The strategies adopted by hedge funds to achieve this type of
performance in all market conditions fall into various categories, the
most common of which are the following:
– Long/short equity, which involves buying shares in some
companies in the hope they will go up (‘going long’), but
shares in other companies in the hope they will fall (‘going
short’), thereby hedging the bet. Going short usually involves
borrowing shares and immediately selling them only to buy them back
cheaply later when their price has fallen so that they can be returned
to the original lender and the difference kept as profit. Sometimes
this type of long/short strategy involves ‘pairs trading’,
such as going long on BP but short on Shell in the belief that the
former oil stock is undervalued compared to the latter.
– Arbitrage, based on a variety of techniques and strategies used
to exploit market pricing inefficiencies (for instance, a company like
Shell is quoted on more than one stock exchange and there can be
temporary discrepancies in the price quoted in Euros in Holland
compared to the price quoted in sterling in London). Fixed income
arbitrage funds try to exploit pricing inefficiencies in bond markets
and this was the main strategy used by Long-Term Capital Management
until its collapse. LTCM took the view, backed up by various
mathematical models they had developed, that bond yields tend to
converge over time. More often than not this is true, though not always
– as they were to find out during the Russian debt and currency
crisis of 1998 when traders took flight from Russia, sold risky
investments and bought into the relatively safety of US Treasury Bills
instead.
But LTCM had bought low-priced and high-yielding Russian
government securities, while at the same time selling short high-priced
and low-yielding US Treasuries, in the expectation that their yields
would converge over time.

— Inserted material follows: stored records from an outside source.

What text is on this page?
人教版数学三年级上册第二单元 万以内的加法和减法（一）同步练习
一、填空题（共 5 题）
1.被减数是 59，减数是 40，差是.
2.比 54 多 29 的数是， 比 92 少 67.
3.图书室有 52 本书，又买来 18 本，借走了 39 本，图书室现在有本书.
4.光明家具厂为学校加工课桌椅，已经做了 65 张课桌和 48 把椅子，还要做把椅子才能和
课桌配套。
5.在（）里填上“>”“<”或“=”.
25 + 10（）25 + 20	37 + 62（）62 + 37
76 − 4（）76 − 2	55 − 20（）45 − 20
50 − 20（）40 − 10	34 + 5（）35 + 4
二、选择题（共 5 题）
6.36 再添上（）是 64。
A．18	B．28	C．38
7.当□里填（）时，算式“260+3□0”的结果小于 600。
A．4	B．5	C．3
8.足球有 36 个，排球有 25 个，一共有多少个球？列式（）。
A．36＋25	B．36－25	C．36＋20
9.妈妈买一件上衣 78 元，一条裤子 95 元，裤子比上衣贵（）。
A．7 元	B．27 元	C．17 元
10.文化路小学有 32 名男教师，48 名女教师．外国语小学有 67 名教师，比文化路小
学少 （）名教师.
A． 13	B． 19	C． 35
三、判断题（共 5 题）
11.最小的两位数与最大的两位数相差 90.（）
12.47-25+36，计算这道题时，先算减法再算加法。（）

This was because they assumed that investors
attracted by high-yielding Russian securities would buy them en masse,
push their prices up and so reduce their yields, while selling the
relatively unattractive US Treasuries, raising their yields. Charles
Geisst pointed out in his excellent Wall Street: From Its Beginnings to
the Fall of Enron that ‘the idea of converging yields evaporated
overnight as the Russian obligations fell precipitously in price and
the Treasuries gained as a result of the flight to quality. The fund
was on the wrong end of both sides of the trade’ (p.380), a
calamitous end for the Nobel Prize-winning economists.
– Event-driven strategies, which can involve buying shares in the
expectation that a company merger or takeover is likely, or which can
involve buying into distressed assets (these are avoided by most
investors so there is more likelihood of significant mis-pricing and
the opportunity to buy assets at a knock-down price). Often hedge funds
will buy the debt of a distressed company as a prelude to taking it
over and/or liquidating it for a profit.
– Macro-strategies, which are based on taking positions on what
is likely to happen in the global economy. George Soros’s Quantum
Fund has specialised in these macro-strategies, taking huge,
credit-fuelled bets on the direction of currencies and commodities, for
instance, and in doing so exerting more economic power than many
governments can muster.
– Quant strategies, which are based on complex mathematical
models, and which can involve elements of the other strategies named
above as well as short-term trading designed to profit from
minute-by-minute and second-by-second price fluctuations.
What all these hedge fund strategies have in common is that they
involve speculation to varying degrees as opposed to investment for the
long-term, and typically involve significant amounts of leverage too
(hedge funds often borrow in multiples of many times their own value as
a way of maximizing their returns - for example, returns from arbitrage
activities would often be minute if it wasn’t for the amount of
leverage used). And unsurprisingly, these are two
of the main reasons hedge funds are often considered to be risky, if
not unstable, influences within the market economy.